Sehavet tamahı alt ediyor ama gürültüsü hırstan geliyor. Bir velvele, bir patırtı
ve bağırışma kopuyor evde. Bu defa da evdeki mücadele sabır ile hırs arasında başlıyor.
Sabır hırsın şakak ile çene arasındaki yanına, yanağına vurunca bu defa da kin
ve kibir başlıyor vaveylaya.
Beşinci kıtada yalan çıkıyor
meydana. Ama o da gerçekle karşılaşınca mumu ancak yatsıya kadar yanabiliyor.

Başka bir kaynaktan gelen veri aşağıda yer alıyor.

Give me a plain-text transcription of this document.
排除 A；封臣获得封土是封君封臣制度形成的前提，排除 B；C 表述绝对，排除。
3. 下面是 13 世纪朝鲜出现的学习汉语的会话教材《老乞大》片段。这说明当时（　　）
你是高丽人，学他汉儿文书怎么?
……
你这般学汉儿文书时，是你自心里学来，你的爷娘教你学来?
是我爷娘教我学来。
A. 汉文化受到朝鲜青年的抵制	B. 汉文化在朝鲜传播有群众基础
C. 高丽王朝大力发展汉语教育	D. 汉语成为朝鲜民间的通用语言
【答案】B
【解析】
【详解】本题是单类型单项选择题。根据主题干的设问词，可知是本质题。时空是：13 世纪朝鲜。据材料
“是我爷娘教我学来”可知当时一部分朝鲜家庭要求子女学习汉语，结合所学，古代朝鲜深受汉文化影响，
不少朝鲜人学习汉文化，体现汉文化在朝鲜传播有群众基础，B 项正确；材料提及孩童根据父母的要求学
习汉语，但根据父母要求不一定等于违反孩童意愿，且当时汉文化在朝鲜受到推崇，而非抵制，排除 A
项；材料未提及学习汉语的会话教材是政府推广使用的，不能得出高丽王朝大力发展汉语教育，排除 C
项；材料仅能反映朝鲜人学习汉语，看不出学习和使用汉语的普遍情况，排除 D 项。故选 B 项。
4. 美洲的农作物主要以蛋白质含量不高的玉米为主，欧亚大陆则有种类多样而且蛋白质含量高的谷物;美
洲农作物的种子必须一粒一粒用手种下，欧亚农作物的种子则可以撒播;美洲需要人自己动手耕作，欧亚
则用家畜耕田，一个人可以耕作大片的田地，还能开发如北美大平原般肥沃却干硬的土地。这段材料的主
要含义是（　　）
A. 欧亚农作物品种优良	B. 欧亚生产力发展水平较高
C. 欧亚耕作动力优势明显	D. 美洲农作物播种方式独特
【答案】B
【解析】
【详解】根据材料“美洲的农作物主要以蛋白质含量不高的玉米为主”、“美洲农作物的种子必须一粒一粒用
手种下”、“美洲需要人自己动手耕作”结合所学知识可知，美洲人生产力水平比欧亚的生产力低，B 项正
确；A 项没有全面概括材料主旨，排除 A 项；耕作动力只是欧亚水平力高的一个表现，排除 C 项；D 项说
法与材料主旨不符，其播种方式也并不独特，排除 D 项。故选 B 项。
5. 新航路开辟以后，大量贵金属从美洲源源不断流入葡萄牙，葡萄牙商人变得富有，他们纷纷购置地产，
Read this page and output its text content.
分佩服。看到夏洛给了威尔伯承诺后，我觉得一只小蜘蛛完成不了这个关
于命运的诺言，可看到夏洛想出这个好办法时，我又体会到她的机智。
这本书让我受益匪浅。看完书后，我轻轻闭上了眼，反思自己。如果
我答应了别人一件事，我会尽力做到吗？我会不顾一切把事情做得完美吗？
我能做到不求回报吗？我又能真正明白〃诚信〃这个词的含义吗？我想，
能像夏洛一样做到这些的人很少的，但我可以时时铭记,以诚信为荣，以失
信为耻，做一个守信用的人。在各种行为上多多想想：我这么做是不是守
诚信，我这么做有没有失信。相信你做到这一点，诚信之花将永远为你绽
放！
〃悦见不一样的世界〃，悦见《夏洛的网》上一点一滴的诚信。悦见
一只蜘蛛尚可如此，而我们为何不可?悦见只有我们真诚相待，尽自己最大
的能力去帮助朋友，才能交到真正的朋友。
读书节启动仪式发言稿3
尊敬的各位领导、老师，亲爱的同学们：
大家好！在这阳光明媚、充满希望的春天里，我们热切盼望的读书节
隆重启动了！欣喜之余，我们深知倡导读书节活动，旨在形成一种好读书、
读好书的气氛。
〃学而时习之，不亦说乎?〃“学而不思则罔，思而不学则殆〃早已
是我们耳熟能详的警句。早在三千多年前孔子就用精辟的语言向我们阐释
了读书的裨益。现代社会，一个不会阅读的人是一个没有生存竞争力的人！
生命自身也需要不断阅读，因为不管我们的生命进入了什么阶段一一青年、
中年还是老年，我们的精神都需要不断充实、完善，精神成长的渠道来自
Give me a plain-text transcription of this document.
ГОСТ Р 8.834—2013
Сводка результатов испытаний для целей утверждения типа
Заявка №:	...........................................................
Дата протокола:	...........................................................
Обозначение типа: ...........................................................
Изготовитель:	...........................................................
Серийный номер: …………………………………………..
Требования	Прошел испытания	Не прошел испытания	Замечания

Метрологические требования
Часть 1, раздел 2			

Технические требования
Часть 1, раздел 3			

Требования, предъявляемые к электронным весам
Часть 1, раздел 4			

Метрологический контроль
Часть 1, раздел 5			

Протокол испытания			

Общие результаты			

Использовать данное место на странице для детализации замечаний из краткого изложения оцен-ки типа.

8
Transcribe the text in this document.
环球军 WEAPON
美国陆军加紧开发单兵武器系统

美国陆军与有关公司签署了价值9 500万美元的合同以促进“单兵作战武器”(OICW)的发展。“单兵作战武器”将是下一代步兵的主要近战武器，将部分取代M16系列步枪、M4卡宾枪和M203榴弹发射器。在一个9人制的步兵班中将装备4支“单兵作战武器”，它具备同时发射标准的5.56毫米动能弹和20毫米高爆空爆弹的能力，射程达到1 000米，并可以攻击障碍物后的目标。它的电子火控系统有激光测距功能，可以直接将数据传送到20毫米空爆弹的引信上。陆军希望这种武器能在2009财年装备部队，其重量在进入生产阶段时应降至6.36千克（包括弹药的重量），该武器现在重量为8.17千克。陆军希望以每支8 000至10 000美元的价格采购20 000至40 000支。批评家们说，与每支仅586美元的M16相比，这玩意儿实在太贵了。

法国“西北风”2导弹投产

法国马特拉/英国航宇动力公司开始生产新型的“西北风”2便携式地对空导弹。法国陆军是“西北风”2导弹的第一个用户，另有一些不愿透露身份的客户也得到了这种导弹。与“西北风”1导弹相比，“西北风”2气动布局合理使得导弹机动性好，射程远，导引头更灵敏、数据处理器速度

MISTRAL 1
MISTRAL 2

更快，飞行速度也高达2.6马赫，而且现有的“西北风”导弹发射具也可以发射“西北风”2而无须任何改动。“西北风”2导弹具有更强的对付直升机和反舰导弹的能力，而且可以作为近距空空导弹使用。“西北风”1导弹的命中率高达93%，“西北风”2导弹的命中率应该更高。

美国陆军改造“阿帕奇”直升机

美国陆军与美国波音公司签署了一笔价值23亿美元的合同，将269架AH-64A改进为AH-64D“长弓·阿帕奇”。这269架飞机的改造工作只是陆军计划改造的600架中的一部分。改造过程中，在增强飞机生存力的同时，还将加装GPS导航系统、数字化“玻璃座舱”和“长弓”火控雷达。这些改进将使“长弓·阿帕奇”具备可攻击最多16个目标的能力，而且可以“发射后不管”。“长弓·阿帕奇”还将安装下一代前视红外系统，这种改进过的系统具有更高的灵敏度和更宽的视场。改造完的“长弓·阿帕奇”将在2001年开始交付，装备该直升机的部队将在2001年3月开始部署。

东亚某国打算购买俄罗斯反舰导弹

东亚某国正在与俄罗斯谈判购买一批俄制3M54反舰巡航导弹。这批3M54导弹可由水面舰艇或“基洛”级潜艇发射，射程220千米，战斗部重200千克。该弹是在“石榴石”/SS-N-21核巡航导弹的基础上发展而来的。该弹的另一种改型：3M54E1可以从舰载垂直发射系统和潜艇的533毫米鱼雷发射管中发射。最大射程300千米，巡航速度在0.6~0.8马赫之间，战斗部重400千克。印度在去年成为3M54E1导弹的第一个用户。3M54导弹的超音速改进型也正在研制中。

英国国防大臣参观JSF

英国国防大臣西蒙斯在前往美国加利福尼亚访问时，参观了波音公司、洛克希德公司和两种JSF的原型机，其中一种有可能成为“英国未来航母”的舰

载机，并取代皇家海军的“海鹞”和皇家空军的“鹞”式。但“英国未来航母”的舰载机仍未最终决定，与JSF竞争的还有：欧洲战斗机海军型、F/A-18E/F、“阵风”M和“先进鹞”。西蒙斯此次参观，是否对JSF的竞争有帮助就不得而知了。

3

Veysel dışardan yalanla gerçeğin karşılaşmasını ibretle izliyor. Altıncı
kıtada seyir devam ediyor: Yalanı gören bereket kaçıyor, bu defa vicdanla yalan
kavralaşıyor ama vicdan yalanı ezip
geçiyor. Veysel “Her ana doğurmaz böyle yiğidi” deyişiyle vicdanın bu galibiyetini
kutluyor.
7.nci kıtada nihayet “Fikir” geliyor eve. Döve
döve düzene koyuyor ve barış getiriyor oraya. Yalan hala
çiğliğini sürdüre dursun, kahredilip kovuluyor sonunda.
Veysel son dörtlükte sözü şahsına
getirip aslında bütün bu mücadelenin bizatihi kendisinde sürdüğünü, hepsinin
onda mevcut olduğunu söylüyor. Çünkü deliller ortada, yok diyemez ki. Birbiriyle
mücadele eden bütün bu kavramlar yaradılışında var. Tamah, hırs, kin ve
kibir ile savaşın ancak sabır bağıyla bağlanıp kontrol edilebildiğini açıklıyor.
İşte, 47 yıl önce 1973 yılında vefat
eden büyük halk ozanı Âşık Veysel’in bu sekiz kıtalık şiiri gönlüme öyle
dokundu ki kendimi onu yazmaktan alakoyamadım. Allah rahmet etsin.